Reference is made to another pharmaceutical embodiment, whereby FIG. 14 shows an aerosol container (10) and cap (15) arrangement that is physically similar to that of FIG. 9. However, the product within the container is a liquid oral preparation in the form of a nicotine replacement composition which is to be administered over the waking period of the day at hourly intervals. To that end, the timing circuitry is configured to emit an audible alarm after the elapse of 60 minutes. In this embodiment, a capacitive region is provided on the exterior of the container (10) which when contact by a user’s hand actuates an electronic timing circuit disposed about the container. FIG. 14A shows a first state whereby the timer is actuated and a green LED backlight illuminates an indicium showing an hours glass to indicate the timer has activated. FIG. 13B shows a second state of the cap (15) whereby the timer has been stopped after the user has again contacted the container (thereby actuating again the capacitive region) after the timer alert was emitted. This second contact with the container resets the timer for a further 60 minute period.

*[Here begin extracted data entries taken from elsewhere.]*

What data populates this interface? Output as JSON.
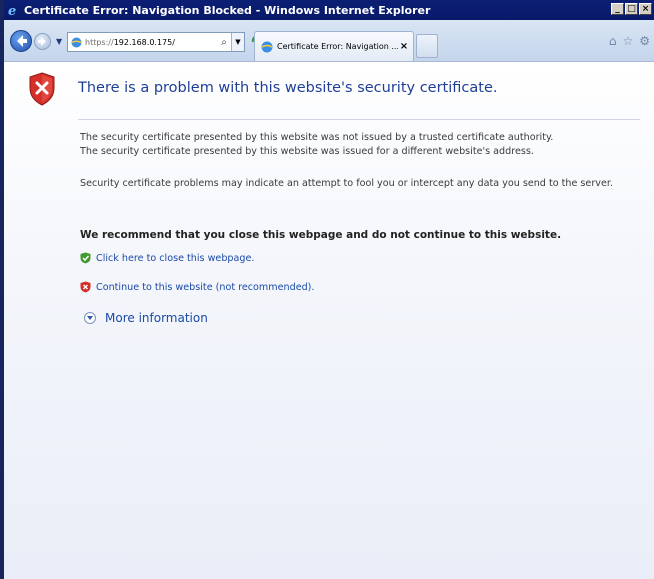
{
  "window": {
    "title": "Certificate Error: Navigation Blocked - Windows Internet Explorer",
    "min_label": "_",
    "max_label": "□",
    "close_label": "×"
  },
  "navbar": {
    "address_proto": "https://",
    "address_host": "192.168.0.175/",
    "search_glyph": "⌕",
    "dropdown_glyph": "▼",
    "refresh_glyph": "⁴⁺",
    "tab_title": "Certificate Error: Navigation ...",
    "tab_close": "×",
    "tool_icons": [
      "home-icon",
      "favorites-star-icon",
      "tools-gear-icon"
    ]
  },
  "content": {
    "heading": "There is a problem with this website's security certificate.",
    "para1": "The security certificate presented by this website was not issued by a trusted certificate authority.",
    "para2": "The security certificate presented by this website was issued for a different website's address.",
    "para3": "Security certificate problems may indicate an attempt to fool you or intercept any data you send to the server.",
    "recommend": "We recommend that you close this webpage and do not continue to this website.",
    "close_link": "Click here to close this webpage.",
    "continue_link": "Continue to this website (not recommended).",
    "more_info": "More information"
  },
  "colors": {
    "title_bar": "#0b1f74",
    "heading": "#1f3f96",
    "link": "#1b4aa8",
    "error_shield": "#d4302a",
    "safe_shield": "#3f9b2f"
  }
}
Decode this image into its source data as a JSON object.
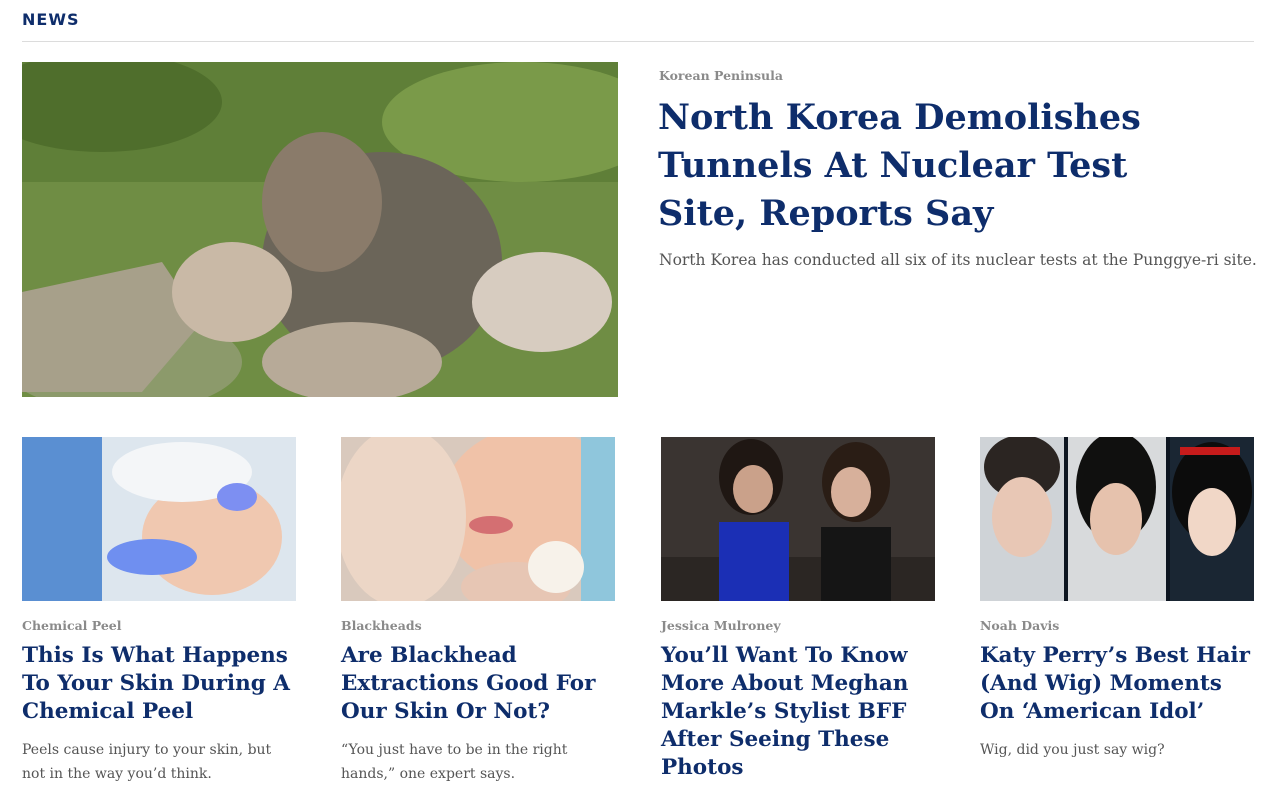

It will be appreciated that the present invention is also suitable for solid products, such as solid dosage forms of medicaments such as tablets, capsules, pills, lozenges and the like that may be stored in a container. It will be further appreciated that an advantage of some forms of the invention is that the user has no ability to alter the time period set for the timing means. Prior art timers rely on a user having entered the correct time period, which in some applications may be important or even critical. The present invention (at least where the timing means is embodied in the form of electronic circuitry) allows the manufacturer of a product to set a timing interval that cannot be altered, thereby removing the possibility of error on the part of a user.

While the invention has been disclosed in connection with the preferred embodiments shown and described in detail, various modifications and improvements thereon will become readily apparent to those skilled in the art.

Accordingly, the spirit and scope of the present invention is not to be limited by the foregoing examples, but is to be understood in the broadest sense allowable by law.